Friday, January 1, 2010

The project (updated 12/2/10)

An update (12/2/10) - I missed the mark. Nine months have past since my last post. Maybe it's the time of year, but I'm picking this project back up. Suppose, I'll remove the reference to 52 weeks and pick up where I left off at Opus 2 no. 5. I have completed 14 movements with an impressive 69 to go!

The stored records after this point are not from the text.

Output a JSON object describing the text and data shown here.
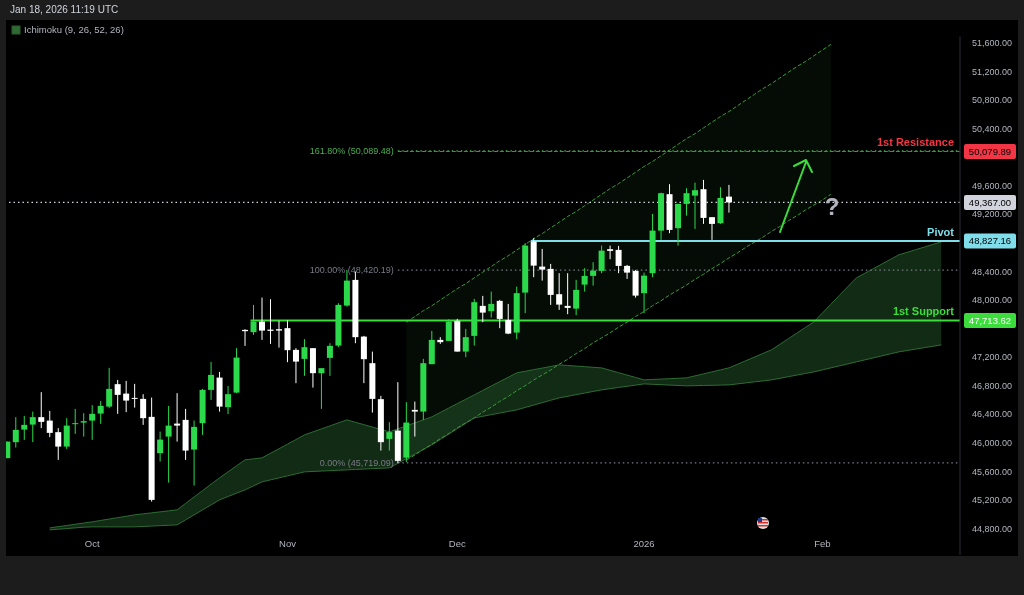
{
  "chart_data": {
    "type": "candlestick",
    "subtitle": "Jan 18, 2026 11:19 UTC",
    "categories": [
      null,
      null,
      null,
      null,
      null,
      null,
      null,
      null,
      null,
      null,
      "Oct",
      null,
      null,
      null,
      null,
      null,
      null,
      null,
      null,
      null,
      null,
      null,
      null,
      null,
      null,
      null,
      null,
      null,
      null,
      null,
      null,
      null,
      null,
      "Nov",
      null,
      null,
      null,
      null,
      null,
      null,
      null,
      null,
      null,
      null,
      null,
      null,
      null,
      null,
      null,
      null,
      null,
      null,
      null,
      "Dec",
      null,
      null,
      null,
      null,
      null,
      null,
      null,
      null,
      null,
      null,
      null,
      null,
      null,
      null,
      null,
      null,
      null,
      null,
      null,
      null,
      null,
      "2026",
      null,
      null,
      null,
      null,
      null,
      null,
      null,
      null,
      null,
      null,
      null,
      null,
      null,
      null,
      null,
      null,
      null,
      null,
      null,
      null,
      "Feb",
      null,
      null,
      null,
      null,
      null,
      null,
      null,
      null,
      null,
      null,
      null,
      null,
      null,
      null,
      null,
      null
    ],
    "ohlc": [
      [
        45786,
        46018,
        45786,
        46018
      ],
      [
        46010,
        46360,
        45934,
        46182
      ],
      [
        46186,
        46378,
        46042,
        46252
      ],
      [
        46256,
        46438,
        46010,
        46360
      ],
      [
        46360,
        46710,
        46206,
        46294
      ],
      [
        46312,
        46448,
        46080,
        46140
      ],
      [
        46150,
        46206,
        45762,
        45948
      ],
      [
        45948,
        46346,
        45916,
        46242
      ],
      [
        46266,
        46476,
        46126,
        46276
      ],
      [
        46284,
        46416,
        46088,
        46304
      ],
      [
        46312,
        46528,
        46042,
        46406
      ],
      [
        46410,
        46588,
        46266,
        46518
      ],
      [
        46508,
        47050,
        46486,
        46756
      ],
      [
        46822,
        46882,
        46406,
        46672
      ],
      [
        46690,
        46868,
        46430,
        46592
      ],
      [
        46630,
        46826,
        46494,
        46616
      ],
      [
        46616,
        46682,
        46252,
        46346
      ],
      [
        46364,
        46634,
        45178,
        45202
      ],
      [
        45856,
        46158,
        45738,
        46046
      ],
      [
        46088,
        46518,
        45444,
        46242
      ],
      [
        46270,
        46696,
        46018,
        46242
      ],
      [
        46322,
        46476,
        45762,
        45892
      ],
      [
        45906,
        46312,
        45402,
        46224
      ],
      [
        46276,
        46756,
        46112,
        46742
      ],
      [
        46742,
        47134,
        46602,
        46952
      ],
      [
        46914,
        46994,
        46438,
        46508
      ],
      [
        46500,
        46798,
        46402,
        46682
      ],
      [
        46704,
        47326,
        46696,
        47194
      ],
      [
        47582,
        47592,
        47358,
        47564
      ],
      [
        47550,
        47932,
        47512,
        47698
      ],
      [
        47698,
        48034,
        47442,
        47572
      ],
      [
        47586,
        48012,
        47386,
        47568
      ],
      [
        47592,
        47708,
        47334,
        47572
      ],
      [
        47606,
        47718,
        47130,
        47298
      ],
      [
        47302,
        47326,
        46836,
        47138
      ],
      [
        47176,
        47452,
        46938,
        47340
      ],
      [
        47326,
        47326,
        46774,
        46976
      ],
      [
        46976,
        47046,
        46476,
        47046
      ],
      [
        47190,
        47396,
        46938,
        47358
      ],
      [
        47362,
        47956,
        47340,
        47932
      ],
      [
        47922,
        48420,
        47908,
        48272
      ],
      [
        48282,
        48398,
        47396,
        47480
      ],
      [
        47488,
        47498,
        46836,
        47172
      ],
      [
        47116,
        47278,
        46424,
        46616
      ],
      [
        46612,
        46658,
        45892,
        46010
      ],
      [
        46056,
        46290,
        45892,
        46150
      ],
      [
        46172,
        46850,
        45719,
        45748
      ],
      [
        45794,
        46570,
        45730,
        46284
      ],
      [
        46462,
        46578,
        46088,
        46438
      ],
      [
        46438,
        47176,
        46322,
        47116
      ],
      [
        47102,
        47568,
        47102,
        47442
      ],
      [
        47442,
        47480,
        47386,
        47410
      ],
      [
        47428,
        47732,
        47428,
        47698
      ],
      [
        47708,
        47736,
        47278,
        47278
      ],
      [
        47278,
        47596,
        47200,
        47480
      ],
      [
        47498,
        48016,
        47362,
        47970
      ],
      [
        47918,
        48058,
        47690,
        47824
      ],
      [
        47844,
        48118,
        47754,
        47946
      ],
      [
        47988,
        48002,
        47606,
        47736
      ],
      [
        47722,
        47946,
        47522,
        47530
      ],
      [
        47544,
        48188,
        47452,
        48096
      ],
      [
        48104,
        48796,
        47816,
        48762
      ],
      [
        48818,
        48866,
        48320,
        48482
      ],
      [
        48468,
        48716,
        48272,
        48426
      ],
      [
        48436,
        48506,
        47932,
        48072
      ],
      [
        48082,
        48376,
        47862,
        47936
      ],
      [
        47918,
        48376,
        47802,
        47890
      ],
      [
        47880,
        48282,
        47788,
        48142
      ],
      [
        48216,
        48446,
        48118,
        48338
      ],
      [
        48338,
        48530,
        48202,
        48412
      ],
      [
        48408,
        48762,
        48376,
        48692
      ],
      [
        48712,
        48762,
        48572,
        48688
      ],
      [
        48702,
        48758,
        48376,
        48478
      ],
      [
        48478,
        48492,
        48296,
        48384
      ],
      [
        48408,
        48422,
        48034,
        48062
      ],
      [
        48096,
        48384,
        47816,
        48342
      ],
      [
        48376,
        49206,
        48320,
        48972
      ],
      [
        48972,
        49504,
        48842,
        49496
      ],
      [
        49482,
        49622,
        48936,
        48982
      ],
      [
        49006,
        49346,
        48762,
        49346
      ],
      [
        49346,
        49566,
        49182,
        49496
      ],
      [
        49462,
        49644,
        48996,
        49538
      ],
      [
        49552,
        49682,
        49066,
        49150
      ],
      [
        49160,
        49160,
        48842,
        49066
      ],
      [
        49076,
        49580,
        49066,
        49430
      ],
      [
        49448,
        49612,
        49224,
        49367
      ],
      null,
      null,
      null,
      null,
      null,
      null,
      null,
      null,
      null,
      null,
      null,
      null,
      null,
      null,
      null,
      null,
      null,
      null,
      null,
      null,
      null,
      null,
      null,
      null,
      null,
      null,
      null
    ],
    "colors": [
      "#2bd94a",
      "#2bd94a",
      "#2bd94a",
      "#2bd94a",
      "#ffffff",
      "#ffffff",
      "#ffffff",
      "#2bd94a",
      "#2bd94a",
      "#2bd94a",
      "#2bd94a",
      "#2bd94a",
      "#2bd94a",
      "#ffffff",
      "#ffffff",
      "#ffffff",
      "#ffffff",
      "#ffffff",
      "#2bd94a",
      "#2bd94a",
      "#ffffff",
      "#ffffff",
      "#2bd94a",
      "#2bd94a",
      "#2bd94a",
      "#ffffff",
      "#2bd94a",
      "#2bd94a",
      "#ffffff",
      "#2bd94a",
      "#ffffff",
      "#ffffff",
      "#ffffff",
      "#ffffff",
      "#ffffff",
      "#2bd94a",
      "#ffffff",
      "#2bd94a",
      "#2bd94a",
      "#2bd94a",
      "#2bd94a",
      "#ffffff",
      "#ffffff",
      "#ffffff",
      "#ffffff",
      "#2bd94a",
      "#ffffff",
      "#2bd94a",
      "#ffffff",
      "#2bd94a",
      "#2bd94a",
      "#ffffff",
      "#2bd94a",
      "#ffffff",
      "#2bd94a",
      "#2bd94a",
      "#ffffff",
      "#2bd94a",
      "#ffffff",
      "#ffffff",
      "#2bd94a",
      "#2bd94a",
      "#ffffff",
      "#ffffff",
      "#ffffff",
      "#ffffff",
      "#ffffff",
      "#2bd94a",
      "#2bd94a",
      "#2bd94a",
      "#2bd94a",
      "#ffffff",
      "#ffffff",
      "#ffffff",
      "#ffffff",
      "#2bd94a",
      "#2bd94a",
      "#2bd94a",
      "#ffffff",
      "#2bd94a",
      "#2bd94a",
      "#2bd94a",
      "#ffffff",
      "#ffffff",
      "#2bd94a",
      "#ffffff",
      null,
      null,
      null,
      null,
      null,
      null,
      null,
      null,
      null,
      null,
      null,
      null,
      null,
      null,
      null,
      null,
      null,
      null,
      null,
      null,
      null,
      null,
      null,
      null,
      null,
      null,
      null
    ],
    "series": [
      {
        "type": "line",
        "name": "Ichimoku (9, 26, 52, 26)",
        "color": "#2e6b34",
        "values": [
          null,
          null,
          null,
          null,
          null,
          44810,
          44827,
          44843,
          44860,
          44877,
          44894,
          44914,
          44933,
          44953,
          44972,
          44992,
          45006,
          45020,
          45034,
          45048,
          45062,
          45152,
          45242,
          45332,
          45422,
          45510,
          45594,
          45678,
          45762,
          45776,
          45790,
          45854,
          45918,
          45982,
          46046,
          46112,
          46154,
          46196,
          46238,
          46280,
          46322,
          46288,
          46255,
          46221,
          46188,
          46154,
          46196,
          46238,
          46280,
          46322,
          46364,
          46426,
          46488,
          46550,
          46611,
          46672,
          46734,
          46796,
          46857,
          46918,
          46980,
          47002,
          47025,
          47047,
          47070,
          47092,
          47084,
          47075,
          47067,
          47058,
          47050,
          47016,
          46983,
          46949,
          46916,
          46882,
          46888,
          46893,
          46899,
          46904,
          46910,
          46938,
          46966,
          46994,
          47022,
          47050,
          47100,
          47151,
          47201,
          47252,
          47302,
          47380,
          47459,
          47537,
          47616,
          47694,
          47817,
          47940,
          48064,
          48187,
          48310,
          48374,
          48439,
          48503,
          48568,
          48632,
          48668,
          48705,
          48741,
          48778,
          48814,
          null,
          null
        ]
      },
      {
        "type": "line",
        "color": "#2e6b34",
        "values": [
          null,
          null,
          null,
          null,
          null,
          44782,
          44791,
          44800,
          44810,
          44819,
          44824,
          44824,
          44824,
          44824,
          44824,
          44824,
          44830,
          44835,
          44841,
          44846,
          44852,
          44922,
          44992,
          45062,
          45132,
          45202,
          45249,
          45296,
          45342,
          45398,
          45454,
          45482,
          45510,
          45538,
          45566,
          45594,
          45600,
          45605,
          45611,
          45616,
          45622,
          45628,
          45633,
          45639,
          45644,
          45650,
          45714,
          45779,
          45843,
          45908,
          45972,
          46048,
          46123,
          46199,
          46274,
          46350,
          46372,
          46395,
          46417,
          46440,
          46462,
          46496,
          46529,
          46563,
          46596,
          46630,
          46652,
          46675,
          46697,
          46720,
          46742,
          46759,
          46776,
          46792,
          46809,
          46826,
          46820,
          46815,
          46809,
          46804,
          46798,
          46801,
          46804,
          46806,
          46809,
          46812,
          46826,
          46840,
          46854,
          46868,
          46882,
          46904,
          46927,
          46949,
          46972,
          46994,
          47022,
          47050,
          47078,
          47106,
          47134,
          47162,
          47190,
          47218,
          47246,
          47274,
          47294,
          47313,
          47333,
          47352,
          47372,
          null,
          null
        ]
      },
      {
        "type": "line",
        "color": "#3a9a3a",
        "line_style": "dashed",
        "values": [
          null,
          null,
          null,
          null,
          null,
          null,
          null,
          null,
          null,
          null,
          null,
          null,
          null,
          null,
          null,
          null,
          null,
          null,
          null,
          null,
          null,
          null,
          null,
          null,
          null,
          null,
          null,
          null,
          null,
          null,
          null,
          null,
          null,
          null,
          null,
          null,
          null,
          null,
          null,
          null,
          null,
          null,
          null,
          null,
          null,
          null,
          null,
          47690,
          47770,
          47850,
          47920,
          48000,
          48080,
          48160,
          48230,
          48310,
          48390,
          48470,
          48550,
          48620,
          48700,
          48780,
          48860,
          48930,
          49010,
          49090,
          49170,
          49240,
          49320,
          49400,
          49480,
          49560,
          49630,
          49710,
          49790,
          49870,
          49940,
          50020,
          50100,
          50180,
          50260,
          50330,
          50410,
          50490,
          50570,
          50640,
          50720,
          50800,
          50880,
          50960,
          51030,
          51110,
          51190,
          51270,
          51340,
          51420,
          51500,
          51580,
          null,
          null,
          null,
          null,
          null,
          null,
          null,
          null,
          null,
          null,
          null,
          null,
          null,
          null,
          null
        ]
      },
      {
        "type": "line",
        "color": "#3a9a3a",
        "line_style": "dashed",
        "values": [
          null,
          null,
          null,
          null,
          null,
          null,
          null,
          null,
          null,
          null,
          null,
          null,
          null,
          null,
          null,
          null,
          null,
          null,
          null,
          null,
          null,
          null,
          null,
          null,
          null,
          null,
          null,
          null,
          null,
          null,
          null,
          null,
          null,
          null,
          null,
          null,
          null,
          null,
          null,
          null,
          null,
          null,
          null,
          null,
          null,
          null,
          null,
          45760,
          45830,
          45910,
          45980,
          46060,
          46130,
          46210,
          46280,
          46350,
          46430,
          46500,
          46580,
          46650,
          46730,
          46800,
          46880,
          46950,
          47020,
          47100,
          47170,
          47250,
          47320,
          47400,
          47470,
          47540,
          47620,
          47690,
          47770,
          47840,
          47920,
          47990,
          48070,
          48140,
          48210,
          48290,
          48360,
          48440,
          48510,
          48590,
          48660,
          48740,
          48810,
          48880,
          48960,
          49030,
          49110,
          49180,
          49260,
          49330,
          49400,
          49480,
          null,
          null,
          null,
          null,
          null,
          null,
          null,
          null,
          null,
          null,
          null,
          null,
          null,
          null,
          null
        ]
      }
    ],
    "ylim": [
      44430,
      51690
    ],
    "yticks": [
      {
        "value": 44800,
        "label": "44,800.00"
      },
      {
        "value": 45200,
        "label": "45,200.00"
      },
      {
        "value": 45600,
        "label": "45,600.00"
      },
      {
        "value": 46000,
        "label": "46,000.00"
      },
      {
        "value": 46400,
        "label": "46,400.00"
      },
      {
        "value": 46800,
        "label": "46,800.00"
      },
      {
        "value": 47200,
        "label": "47,200.00"
      },
      {
        "value": 48000,
        "label": "48,000.00"
      },
      {
        "value": 48400,
        "label": "48,400.00"
      },
      {
        "value": 49200,
        "label": "49,200.00"
      },
      {
        "value": 49600,
        "label": "49,600.00"
      },
      {
        "value": 50400,
        "label": "50,400.00"
      },
      {
        "value": 50800,
        "label": "50,800.00"
      },
      {
        "value": 51200,
        "label": "51,200.00"
      },
      {
        "value": 51600,
        "label": "51,600.00"
      }
    ],
    "ref_lines": [
      {
        "axis": "y",
        "value": 50089.48,
        "label": "161.80% (50,089.48)",
        "color": "#4caf50",
        "line_style": "dotted"
      },
      {
        "axis": "y",
        "value": 50079.89,
        "label": "1st Resistance",
        "color": "#f23645",
        "line_style": "dashed"
      },
      {
        "axis": "y",
        "value": 49367,
        "color": "#d1d4dc",
        "line_style": "dotted"
      },
      {
        "axis": "y",
        "value": 48827.16,
        "label": "Pivot",
        "color": "#80deea",
        "line_style": "solid"
      },
      {
        "axis": "y",
        "value": 48420.19,
        "label": "100.00% (48,420.19)",
        "color": "#787b86",
        "line_style": "dotted"
      },
      {
        "axis": "y",
        "value": 47713.62,
        "label": "1st Support",
        "color": "#3cdc3c",
        "line_style": "solid"
      },
      {
        "axis": "y",
        "value": 45719.09,
        "label": "0.00% (45,719.09)",
        "color": "#787b86",
        "line_style": "dotted"
      }
    ],
    "annotations": [
      "50,079.89",
      "49,367.00",
      "48,827.16",
      "47,713.62",
      "?"
    ],
    "legend": "top left"
  }
}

For reasons that seem sort of convoluted now (see below), I found myself last year all the sudden very interested in Franz Joseph Haydn. I am not classical music expert, by any measure, but I have always admired the structure and texture of classical sounds. As a child, I studied the great composers in church choir. Little figurines of Beethoven, Brahms, and Haydn decorated my bedroom shelves. I never fully appreciated or understood the what was happening with the music, but something resonated and I have since often found comfort in the classics. At many times in my adult life, I have tried to dig deeper and, at least, build a classical musical vocabulary, but something seems to have always knocked me off track. Perhaps it is the grandness of it all. So much music. So many composers. So many arrangements. I couldn't just listen and enjoy. I had to know it, and be an expert. And, when it quickly became obvious that such knowledge was beyond my immediately grasp, I just retreated.


Until now...maybe, I hope

The project I propose here is to listen - appreciate - dissect - embrace, Haydn's String Quartets. This actually started with a foray into Haydn's String Quartet opus 20. I think something from last year's (2009) bicentennial of Haydn's death might have initiated my interest. Whatever it was, I learned that the opus 20 was a bit of a revolutionary work. I was teaching a course on social studies teaching methods at the time, and we were focused on 18th century revolutionary history. I though the notion of a revolutionary work of music composed at roughly the same time (1772) as the revolutionary politics of the late 18th century was far too compelling to ignore. I was off and running. After a couple nights of research, I ordered Haydn's String Quartet Opus 20 by Quatuor Mosaïques. I listened for several months before coming on this idea.

So, here is the project.

Each few days I will listen to one of Haydn's 83 (or so) String Quartets. I'll write about the music the experience as it unfolds, and maybe this project will help me slay the dragon of classical musical recalcitrance!